Yes, Easily, it is very possible for us to be influenced by our friends. If you spend time with friends who consistently behave badly, you will begin to pick up some (though possibly not all) of their bad behaviors. For example, if you hang out with people who do drugs, it is very likely (although not inevitable) that you eventually will try drugs with them. There is a very real danger of being corrupted by friends who are wild and misbehaved.
Conversely, if you are spending time with people who are well behaved, you will most likely conform to their standards and behave well yourself. It certainly is more likely that you will be corrupted by bad friends than it is for you to be reformed by good friends, but well behaved friends can influence your moral behavior in a good way.

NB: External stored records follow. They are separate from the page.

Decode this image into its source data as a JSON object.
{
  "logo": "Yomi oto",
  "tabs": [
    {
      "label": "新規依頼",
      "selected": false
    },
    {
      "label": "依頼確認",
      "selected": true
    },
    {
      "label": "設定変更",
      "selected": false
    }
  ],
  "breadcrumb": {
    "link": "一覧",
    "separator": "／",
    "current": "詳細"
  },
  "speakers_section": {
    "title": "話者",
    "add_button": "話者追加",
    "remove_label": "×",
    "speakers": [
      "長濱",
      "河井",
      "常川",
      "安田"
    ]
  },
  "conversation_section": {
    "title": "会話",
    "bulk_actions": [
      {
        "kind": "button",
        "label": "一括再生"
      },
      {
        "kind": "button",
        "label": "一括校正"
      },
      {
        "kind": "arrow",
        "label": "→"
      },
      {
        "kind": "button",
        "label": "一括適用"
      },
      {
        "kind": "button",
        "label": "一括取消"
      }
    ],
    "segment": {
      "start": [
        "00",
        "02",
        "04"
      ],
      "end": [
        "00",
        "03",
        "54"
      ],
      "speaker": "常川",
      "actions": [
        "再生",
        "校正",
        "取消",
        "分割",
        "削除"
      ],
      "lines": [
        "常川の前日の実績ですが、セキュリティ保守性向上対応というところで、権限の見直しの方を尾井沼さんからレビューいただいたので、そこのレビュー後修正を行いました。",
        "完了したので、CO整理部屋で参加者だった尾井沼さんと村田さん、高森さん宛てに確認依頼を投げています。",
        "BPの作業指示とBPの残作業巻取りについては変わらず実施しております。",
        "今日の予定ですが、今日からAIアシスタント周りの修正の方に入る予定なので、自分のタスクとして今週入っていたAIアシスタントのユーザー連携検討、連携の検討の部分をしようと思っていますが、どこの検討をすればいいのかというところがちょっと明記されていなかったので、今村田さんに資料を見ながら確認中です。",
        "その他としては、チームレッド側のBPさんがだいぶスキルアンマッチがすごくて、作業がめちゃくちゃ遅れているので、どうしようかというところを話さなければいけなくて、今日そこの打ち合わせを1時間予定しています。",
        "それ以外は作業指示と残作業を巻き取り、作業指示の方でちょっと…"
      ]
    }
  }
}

As an illustration, personally I love my ice cream in a sugar cone. That is favorite type of cone. But I would never want to have pumpkin ice cream in a sugar cone. Never. Something is obviously wrong with that combination, and I refuse to even touch it. I would even prefer to not even think of that combination. Putting pumpkin ice cream in a sugar cone is trouble.
But look what we learn about the moral properties of pumpkin ice cream in a waffle cone from this local ice cream store sign.

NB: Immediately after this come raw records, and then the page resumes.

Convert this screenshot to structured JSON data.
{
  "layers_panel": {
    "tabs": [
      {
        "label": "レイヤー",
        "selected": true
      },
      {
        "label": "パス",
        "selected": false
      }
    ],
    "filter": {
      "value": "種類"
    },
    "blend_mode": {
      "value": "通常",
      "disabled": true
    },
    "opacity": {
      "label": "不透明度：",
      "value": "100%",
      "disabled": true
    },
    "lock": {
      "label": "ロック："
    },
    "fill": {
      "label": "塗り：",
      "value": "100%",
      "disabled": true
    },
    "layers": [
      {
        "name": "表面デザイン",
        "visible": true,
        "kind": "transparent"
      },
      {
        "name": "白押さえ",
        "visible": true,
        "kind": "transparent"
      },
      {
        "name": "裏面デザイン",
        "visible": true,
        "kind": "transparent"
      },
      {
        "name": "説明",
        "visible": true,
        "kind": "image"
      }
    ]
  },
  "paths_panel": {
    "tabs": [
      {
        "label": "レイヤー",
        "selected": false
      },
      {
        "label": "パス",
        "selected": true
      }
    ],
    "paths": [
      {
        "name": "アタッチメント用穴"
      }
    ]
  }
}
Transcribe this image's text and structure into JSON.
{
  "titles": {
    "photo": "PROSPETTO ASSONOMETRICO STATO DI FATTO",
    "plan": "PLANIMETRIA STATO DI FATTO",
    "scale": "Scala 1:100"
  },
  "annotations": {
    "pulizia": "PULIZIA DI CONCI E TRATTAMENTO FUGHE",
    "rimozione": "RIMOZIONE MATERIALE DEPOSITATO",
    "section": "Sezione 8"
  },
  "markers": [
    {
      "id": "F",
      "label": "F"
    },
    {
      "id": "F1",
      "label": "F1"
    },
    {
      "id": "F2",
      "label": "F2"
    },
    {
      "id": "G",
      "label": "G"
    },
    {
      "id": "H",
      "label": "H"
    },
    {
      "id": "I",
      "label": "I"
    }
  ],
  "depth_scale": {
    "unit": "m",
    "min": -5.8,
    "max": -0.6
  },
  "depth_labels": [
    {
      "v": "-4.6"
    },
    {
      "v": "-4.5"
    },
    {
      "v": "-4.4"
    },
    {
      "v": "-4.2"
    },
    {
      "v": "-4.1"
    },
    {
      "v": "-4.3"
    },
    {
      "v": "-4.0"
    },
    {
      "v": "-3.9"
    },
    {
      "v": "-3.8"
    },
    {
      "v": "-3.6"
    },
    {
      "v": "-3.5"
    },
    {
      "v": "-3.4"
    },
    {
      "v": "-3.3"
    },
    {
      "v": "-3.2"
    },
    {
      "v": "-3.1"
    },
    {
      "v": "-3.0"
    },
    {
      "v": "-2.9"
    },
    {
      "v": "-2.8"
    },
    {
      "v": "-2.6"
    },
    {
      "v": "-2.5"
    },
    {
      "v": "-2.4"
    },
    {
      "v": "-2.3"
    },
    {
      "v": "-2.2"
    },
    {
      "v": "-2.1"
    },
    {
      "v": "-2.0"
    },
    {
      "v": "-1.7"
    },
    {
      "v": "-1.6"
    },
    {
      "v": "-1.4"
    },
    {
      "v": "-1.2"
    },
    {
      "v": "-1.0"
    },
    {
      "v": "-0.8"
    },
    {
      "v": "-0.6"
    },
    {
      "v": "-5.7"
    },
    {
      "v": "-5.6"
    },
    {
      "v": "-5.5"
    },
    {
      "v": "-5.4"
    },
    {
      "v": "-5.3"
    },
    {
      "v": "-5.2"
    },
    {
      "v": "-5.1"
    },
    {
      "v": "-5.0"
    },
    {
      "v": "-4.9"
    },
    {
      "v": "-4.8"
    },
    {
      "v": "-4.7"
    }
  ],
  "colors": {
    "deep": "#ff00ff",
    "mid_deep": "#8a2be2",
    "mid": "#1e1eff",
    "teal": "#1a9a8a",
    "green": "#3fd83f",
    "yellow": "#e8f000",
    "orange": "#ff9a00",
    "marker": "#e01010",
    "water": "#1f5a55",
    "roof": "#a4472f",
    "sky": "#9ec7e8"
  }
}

Pair them up in the right combinations, and their moral character is improved. While I would refuse to even touch pumpkin ice cream in a sugar cone, we see from this sign that once placed in a waffle cone, pumpkin is declared to be morally upright and even good.
Easily, learn the importance of choosing your friends carefully from the waffle cone’s reforming moral influence on the pumpkin ice cream. Pick your friends carefully.